08. The Beginning, End, and Other Relevant Times of Yom Kippur

For all Torah matters, night precedes day, so Yom Kippur begins at night and concludes at the end of the following day. However, it is unclear as to precisely when day ends and night begins. Does the day end when the sun sets and is no longer visible, or when it gets dark enough to see three medium-sized stars? In Eretz Yisrael, the difference between these times is about twenty minutes, with some seasonal variation. The twilight period between shki’a (sunset) and tzeit ha-kokhavim (nightfall) is referred to as bein ha-shemashot. Since the mitzva to refrain from work on Shabbat and Yom Tov is of Torah origin, we are stringent about the timing, in accordance with the well-known principle, “We are stringent in cases of uncertainty about Torah law.” Thus, Shabbat and Yom Tov begin at shki’a and end at tzeit.

There is also a mitzva to extend Shabbat and Yom Tov, meaning to accept the sanctity of the day a little before its starting time and extend it a little past its ending time. Accordingly, it is a mitzva to accept the day’s sanctity a few minutes before shki’a, and to end it a few minutes after tzeit. The custom is to wait about ten minutes past tzeit (SA 608:1; Peninei Halakha: Shabbat 3:1-2). Adding time shows that these days are beloved and very precious to us. Furthermore, by taking mundane moments and transforming them into sacred ones, we show the potential of the mundane. This transformation extends the day’s holiness to all the weekdays and elevates them.[6]

It is a mitzva to verbally accept the holiness of the day. Women generally accept the sanctity of Yom Kippur when they recite the berakhot over candle lighting, when the day is invoked (see the next section). Men accept the sanctity of the day either upon reciting the berakha of She-heḥeyanu in the synagogue or by verbally accepting Yom Kippur (section 10 below).

One who concludes his pre-fast meal early may continue eating and drinking until he accepts upon himself the holiness of the day. If he was negligent and did not accept it upon himself before shki’a, all the Yom Kippur prohibitions nevertheless go into effect at shki’a (SA 608:1-3). One may accept the holiness of the day as early as plag ha-minḥa, which is about an hour and a quarter before shki’a (MB 608:14; Peninei Halakha: Shabbat 3:2 n. 2).

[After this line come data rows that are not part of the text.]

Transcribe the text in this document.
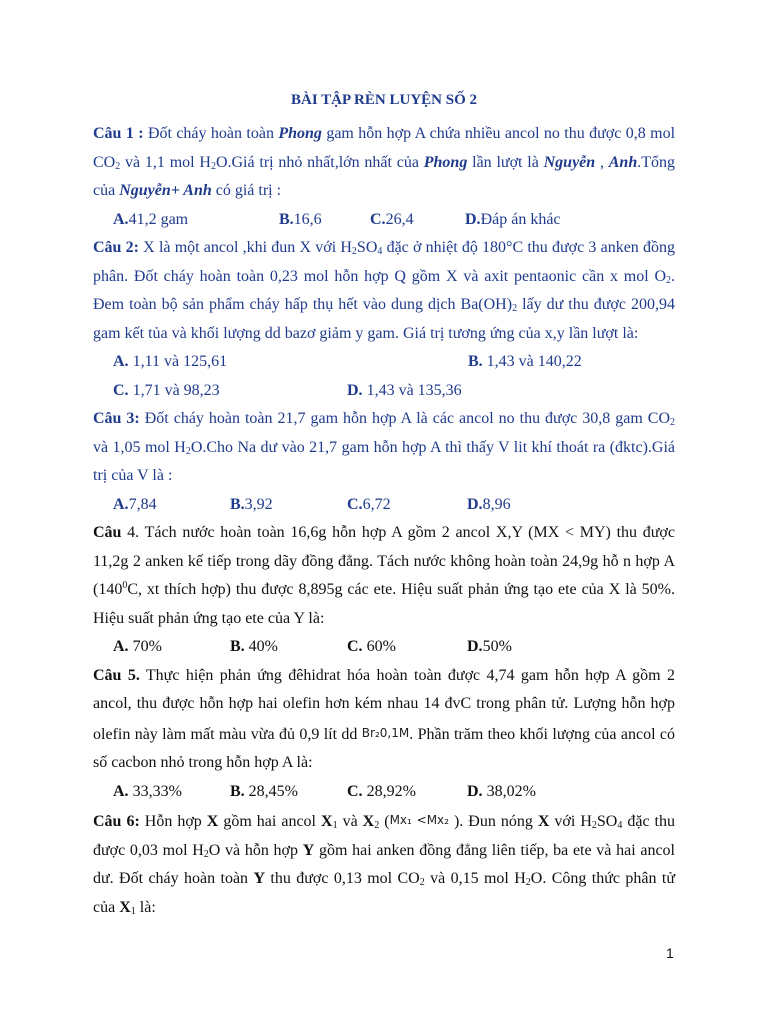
BÀI TẬP RÈN LUYỆN SỐ 2

Câu 1 : Đốt cháy hoàn toàn Phong gam hỗn hợp A chứa nhiều ancol no thu được 0,8 mol $CO_2$ và 1,1 mol $H_2O.Giá$ trị nhỏ nhất,lớn nhất của Phong lần lượt là Nguyễn , Anh.Tổng của Nguyễn+ Anh có giá trị :

A.41,2 gam	B.16,6	C.26,4	D.Đáp án khác

Câu 2: X là một ancol ,khi đun X với $H_2SO_4$ đặc ở nhiệt độ 180°C thu được 3 anken đồng phân. Đốt cháy hoàn toàn 0,23 mol hỗn hợp Q gồm X và axit pentaonic cần x mol $O_2$. Đem toàn bộ sản phẩm cháy hấp thụ hết vào dung dịch $Ba(OH)_2$ lấy dư thu được 200,94 gam kết tủa và khối lượng dd bazơ giảm y gam. Giá trị tương ứng của x,y lần lượt là:

A. 1,11 và 125,61	B. 1,43 và 140,22
C. 1,71 và 98,23	D. 1,43 và 135,36

Câu 3: Đốt cháy hoàn toàn 21,7 gam hỗn hợp A là các ancol no thu được 30,8 gam $CO_2$ và 1,05 mol $H_2O.Cho$ Na dư vào 21,7 gam hỗn hợp A thì thấy V lit khí thoát ra (đktc).Giá trị của V là :

A.7,84	B.3,92	C.6,72	D.8,96

Câu 4. Tách nước hoàn toàn 16,6g hỗn hợp A gồm 2 ancol X,Y (MX < MY) thu được 11,2g 2 anken kế tiếp trong dãy đồng đẳng. Tách nước không hoàn toàn 24,9g hỗ n hợp A ($140^0C$, xt thích hợp) thu được 8,895g các ete. Hiệu suất phản ứng tạo ete của X là 50%. Hiệu suất phản ứng tạo ete của Y là:

A. 70%	B. 40%	C. 60%	D.50%

Câu 5. Thực hiện phản ứng đêhidrat hóa hoàn toàn được 4,74 gam hỗn hợp A gồm 2 ancol, thu được hỗn hợp hai olefin hơn kém nhau 14 đvC trong phân tử. Lượng hỗn hợp olefin này làm mất màu vừa đủ 0,9 lít dd Br₂0,1M. Phần trăm theo khối lượng của ancol có số cacbon nhỏ trong hỗn hợp A là:

A. 33,33%	B. 28,45%	C. 28,92%	D. 38,02%

Câu 6: Hỗn hợp X gồm hai ancol $X_1$ và $X_2$ (Mx₁ <Mx₂ ). Đun nóng X với $H_2SO_4$ đặc thu được 0,03 mol $H_2O$ và hỗn hợp Y gồm hai anken đồng đẳng liên tiếp, ba ete và hai ancol dư. Đốt cháy hoàn toàn Y thu được 0,13 mol $CO_2$ và 0,15 mol $H_2O$. Công thức phân tử của $X_1$ là:

1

[6]. The halakha that requires adding time from the weekday to sacred occasions is derived from a verse about Yom Kippur: “It shall be a Shabbat of complete rest for you, and you shall deprive yourselves; on the ninth day of the month at evening, from evening to evening, you shall observe this your Shabbat” (Vayikra 23:32). The Sages expound: On the one hand, it is impossible that we are meant to fast on the day of the ninth, as the verse says “at evening.” On the other hand, it cannot be that the fasting begins only at night with the onset of the tenth, as the verse clearly prescribes deprivation on the ninth. Rather, the verse is teaching us that we must add from the mundane to the holy, accepting Yom Kippur upon ourselves while it is still day. We also lengthen Yom Kippur at its departure, since “from evening to evening” implies that the holiness of the day is to be extended into the night. The fact that the verse says “observe this your Shabbat” (tishbetu Shabbatḥem) teaches us that on all the days we desist from labor – Shabbat and holidays – we must extend the day’s sanctity (Rosh Ha-shana 9a).